This month is likely to be remembered for two big moments in Asia’s aviation history: the roll-out of the Comac C919 and the first flight of the Mitsubishi Regional Jet (MRJ).
It is important to qualify this statement with 'likely', because the MRJ was supposed to get airborne years ago. This slipped to late October, and then, thanks to a last-minute change to the rudder pedals, this month.
In China and Japan, these aircraft are sources of immense national pride. Thousands trekked out to Comac’s sprawling production facility at Shanghai’s Pudong International airport for the C919’s unveiling.
Yet neither jet is set to dominate its segment.
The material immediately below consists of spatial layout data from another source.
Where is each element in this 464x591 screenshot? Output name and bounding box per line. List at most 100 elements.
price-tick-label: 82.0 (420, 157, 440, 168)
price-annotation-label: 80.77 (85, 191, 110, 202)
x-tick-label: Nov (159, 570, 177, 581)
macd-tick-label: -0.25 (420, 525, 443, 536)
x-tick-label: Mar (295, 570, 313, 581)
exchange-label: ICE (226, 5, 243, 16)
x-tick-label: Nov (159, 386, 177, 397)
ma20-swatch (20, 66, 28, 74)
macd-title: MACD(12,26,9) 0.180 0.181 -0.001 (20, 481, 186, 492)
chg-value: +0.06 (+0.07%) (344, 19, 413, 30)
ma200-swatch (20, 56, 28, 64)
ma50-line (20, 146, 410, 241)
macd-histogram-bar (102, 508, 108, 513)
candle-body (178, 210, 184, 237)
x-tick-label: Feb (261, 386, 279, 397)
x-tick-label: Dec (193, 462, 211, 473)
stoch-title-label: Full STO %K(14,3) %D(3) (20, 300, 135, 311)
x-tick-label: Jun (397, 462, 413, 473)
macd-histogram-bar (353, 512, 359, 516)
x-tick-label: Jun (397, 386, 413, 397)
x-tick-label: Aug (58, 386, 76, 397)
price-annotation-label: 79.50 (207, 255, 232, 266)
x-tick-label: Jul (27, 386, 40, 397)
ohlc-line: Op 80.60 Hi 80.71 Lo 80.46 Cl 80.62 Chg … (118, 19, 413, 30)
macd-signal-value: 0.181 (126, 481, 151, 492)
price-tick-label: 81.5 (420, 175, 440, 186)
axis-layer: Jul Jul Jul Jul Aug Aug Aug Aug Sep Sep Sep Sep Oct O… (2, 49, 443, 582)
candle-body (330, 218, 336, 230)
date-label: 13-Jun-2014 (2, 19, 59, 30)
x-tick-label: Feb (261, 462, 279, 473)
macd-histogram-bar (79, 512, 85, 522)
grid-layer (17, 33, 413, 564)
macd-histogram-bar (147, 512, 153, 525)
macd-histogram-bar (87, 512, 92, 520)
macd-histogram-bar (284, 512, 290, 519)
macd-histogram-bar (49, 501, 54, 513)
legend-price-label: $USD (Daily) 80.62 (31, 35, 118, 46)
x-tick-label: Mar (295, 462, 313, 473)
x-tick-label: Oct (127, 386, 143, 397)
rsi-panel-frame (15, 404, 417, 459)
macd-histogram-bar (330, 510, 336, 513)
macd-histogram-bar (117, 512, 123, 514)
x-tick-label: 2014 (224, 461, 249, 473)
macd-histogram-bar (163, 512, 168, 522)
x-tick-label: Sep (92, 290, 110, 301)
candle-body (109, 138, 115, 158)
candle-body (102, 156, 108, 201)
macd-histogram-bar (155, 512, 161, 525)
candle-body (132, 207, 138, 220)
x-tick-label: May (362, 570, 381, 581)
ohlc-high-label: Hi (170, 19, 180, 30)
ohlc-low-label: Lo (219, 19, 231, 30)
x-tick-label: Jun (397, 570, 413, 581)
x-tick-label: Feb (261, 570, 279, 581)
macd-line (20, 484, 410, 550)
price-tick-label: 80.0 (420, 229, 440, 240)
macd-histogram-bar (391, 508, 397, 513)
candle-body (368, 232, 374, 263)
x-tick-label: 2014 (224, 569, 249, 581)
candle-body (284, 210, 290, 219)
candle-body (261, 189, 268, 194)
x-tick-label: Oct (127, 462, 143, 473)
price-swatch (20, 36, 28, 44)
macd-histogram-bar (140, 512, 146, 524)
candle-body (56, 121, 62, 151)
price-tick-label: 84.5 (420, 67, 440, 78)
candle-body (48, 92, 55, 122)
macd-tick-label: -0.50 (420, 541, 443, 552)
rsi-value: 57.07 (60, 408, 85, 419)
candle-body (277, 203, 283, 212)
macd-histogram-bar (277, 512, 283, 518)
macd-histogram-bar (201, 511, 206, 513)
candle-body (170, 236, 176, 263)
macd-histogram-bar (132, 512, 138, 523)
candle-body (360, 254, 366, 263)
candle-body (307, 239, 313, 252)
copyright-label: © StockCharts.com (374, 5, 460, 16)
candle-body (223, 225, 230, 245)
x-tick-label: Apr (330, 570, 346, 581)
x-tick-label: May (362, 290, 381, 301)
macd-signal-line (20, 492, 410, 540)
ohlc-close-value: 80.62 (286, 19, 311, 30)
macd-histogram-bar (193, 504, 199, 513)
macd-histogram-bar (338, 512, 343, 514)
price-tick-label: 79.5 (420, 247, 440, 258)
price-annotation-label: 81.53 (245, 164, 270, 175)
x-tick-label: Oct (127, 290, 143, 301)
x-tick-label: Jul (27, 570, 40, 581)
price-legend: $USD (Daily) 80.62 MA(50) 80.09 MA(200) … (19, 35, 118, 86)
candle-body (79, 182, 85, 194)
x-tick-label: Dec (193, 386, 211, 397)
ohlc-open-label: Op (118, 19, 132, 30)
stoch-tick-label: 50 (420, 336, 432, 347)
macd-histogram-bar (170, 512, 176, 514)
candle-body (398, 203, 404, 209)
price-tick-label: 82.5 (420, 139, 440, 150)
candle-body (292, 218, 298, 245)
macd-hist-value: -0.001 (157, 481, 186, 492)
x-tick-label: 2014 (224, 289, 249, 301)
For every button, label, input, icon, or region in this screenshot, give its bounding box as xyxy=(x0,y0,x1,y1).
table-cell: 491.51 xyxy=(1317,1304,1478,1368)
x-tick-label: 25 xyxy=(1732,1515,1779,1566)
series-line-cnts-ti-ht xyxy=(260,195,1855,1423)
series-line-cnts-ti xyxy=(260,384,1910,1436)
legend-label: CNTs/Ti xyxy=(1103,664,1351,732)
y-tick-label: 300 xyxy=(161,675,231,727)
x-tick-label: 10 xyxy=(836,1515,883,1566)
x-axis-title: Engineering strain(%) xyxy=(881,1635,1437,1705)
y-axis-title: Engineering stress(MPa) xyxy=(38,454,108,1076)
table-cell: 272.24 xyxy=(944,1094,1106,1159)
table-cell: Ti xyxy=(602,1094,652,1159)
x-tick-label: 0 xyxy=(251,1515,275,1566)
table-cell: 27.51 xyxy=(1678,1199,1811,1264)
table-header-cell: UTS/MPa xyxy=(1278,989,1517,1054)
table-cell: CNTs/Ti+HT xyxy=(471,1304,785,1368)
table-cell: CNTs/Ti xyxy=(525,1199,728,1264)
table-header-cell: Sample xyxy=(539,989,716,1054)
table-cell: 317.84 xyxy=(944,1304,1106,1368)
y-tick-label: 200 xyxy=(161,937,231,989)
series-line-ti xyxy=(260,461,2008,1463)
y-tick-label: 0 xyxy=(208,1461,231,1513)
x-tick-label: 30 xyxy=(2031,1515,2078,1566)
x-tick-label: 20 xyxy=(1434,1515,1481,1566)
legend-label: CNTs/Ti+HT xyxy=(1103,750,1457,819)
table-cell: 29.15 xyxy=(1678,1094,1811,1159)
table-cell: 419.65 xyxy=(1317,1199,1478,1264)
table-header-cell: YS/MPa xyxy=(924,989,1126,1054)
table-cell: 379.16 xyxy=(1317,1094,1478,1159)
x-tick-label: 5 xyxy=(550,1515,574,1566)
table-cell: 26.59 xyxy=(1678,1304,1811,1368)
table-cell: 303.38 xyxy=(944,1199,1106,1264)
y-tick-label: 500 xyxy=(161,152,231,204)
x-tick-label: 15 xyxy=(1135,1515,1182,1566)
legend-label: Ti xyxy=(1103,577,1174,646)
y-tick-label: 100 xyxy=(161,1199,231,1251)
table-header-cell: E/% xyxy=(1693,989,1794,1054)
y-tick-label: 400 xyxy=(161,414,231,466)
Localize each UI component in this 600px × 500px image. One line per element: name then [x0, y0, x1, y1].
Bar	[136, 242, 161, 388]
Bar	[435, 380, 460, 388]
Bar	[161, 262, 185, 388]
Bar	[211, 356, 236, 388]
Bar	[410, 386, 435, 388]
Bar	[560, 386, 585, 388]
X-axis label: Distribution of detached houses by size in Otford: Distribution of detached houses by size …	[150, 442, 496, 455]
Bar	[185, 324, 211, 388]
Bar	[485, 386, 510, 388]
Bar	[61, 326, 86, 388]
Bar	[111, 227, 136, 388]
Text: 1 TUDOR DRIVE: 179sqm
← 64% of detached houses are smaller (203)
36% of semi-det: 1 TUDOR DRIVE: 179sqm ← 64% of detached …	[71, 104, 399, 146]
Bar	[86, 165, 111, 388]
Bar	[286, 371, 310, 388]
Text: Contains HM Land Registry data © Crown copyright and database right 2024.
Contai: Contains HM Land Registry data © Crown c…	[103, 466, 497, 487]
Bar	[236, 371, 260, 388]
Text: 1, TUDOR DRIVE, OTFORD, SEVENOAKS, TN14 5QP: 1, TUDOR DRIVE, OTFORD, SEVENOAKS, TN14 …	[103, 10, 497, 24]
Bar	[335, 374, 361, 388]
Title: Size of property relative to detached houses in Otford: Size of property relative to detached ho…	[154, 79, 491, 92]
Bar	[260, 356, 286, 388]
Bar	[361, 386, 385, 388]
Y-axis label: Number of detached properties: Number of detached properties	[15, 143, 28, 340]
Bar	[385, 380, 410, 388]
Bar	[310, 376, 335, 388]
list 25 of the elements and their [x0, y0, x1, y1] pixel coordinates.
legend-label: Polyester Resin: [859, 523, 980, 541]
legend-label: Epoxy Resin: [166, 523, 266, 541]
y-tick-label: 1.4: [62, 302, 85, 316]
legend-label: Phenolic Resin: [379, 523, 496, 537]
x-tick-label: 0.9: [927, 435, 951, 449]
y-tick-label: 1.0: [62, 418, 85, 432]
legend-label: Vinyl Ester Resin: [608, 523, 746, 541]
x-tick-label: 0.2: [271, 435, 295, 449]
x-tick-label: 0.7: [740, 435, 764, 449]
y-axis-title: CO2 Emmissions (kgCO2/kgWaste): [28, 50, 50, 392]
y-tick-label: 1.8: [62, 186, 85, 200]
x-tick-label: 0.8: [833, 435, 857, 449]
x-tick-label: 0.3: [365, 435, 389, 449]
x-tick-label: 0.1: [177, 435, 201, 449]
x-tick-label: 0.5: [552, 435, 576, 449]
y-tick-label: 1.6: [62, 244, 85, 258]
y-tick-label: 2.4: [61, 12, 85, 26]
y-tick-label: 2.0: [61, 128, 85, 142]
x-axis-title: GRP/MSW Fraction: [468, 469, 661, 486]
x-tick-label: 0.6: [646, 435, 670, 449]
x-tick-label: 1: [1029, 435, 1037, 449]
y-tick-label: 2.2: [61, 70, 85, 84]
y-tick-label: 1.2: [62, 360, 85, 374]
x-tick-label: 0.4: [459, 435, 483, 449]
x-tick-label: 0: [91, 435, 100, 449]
For example, when the C919 enters operation, tentatively around 2018, the Airbus A320neo and Boeing 737 Max would already be in service. Beyond mainland Chinese airlines that have no choice but to operate the C919, international carriers would remain dubious about the aircraft, which will struggle for overseas sales.
Mitsubishi has gained an impressive 223 orders since the MRJ’s launch in 2010. But Embraer’s re-engined E2 series has already surpassed that figure since its 2013 launch.
However, to underestimate either aircraft would be a mistake. Although aerospace’s centre of gravity is due to remain firmly in the West for decades to come, a none-too-subtle shift is already taking place.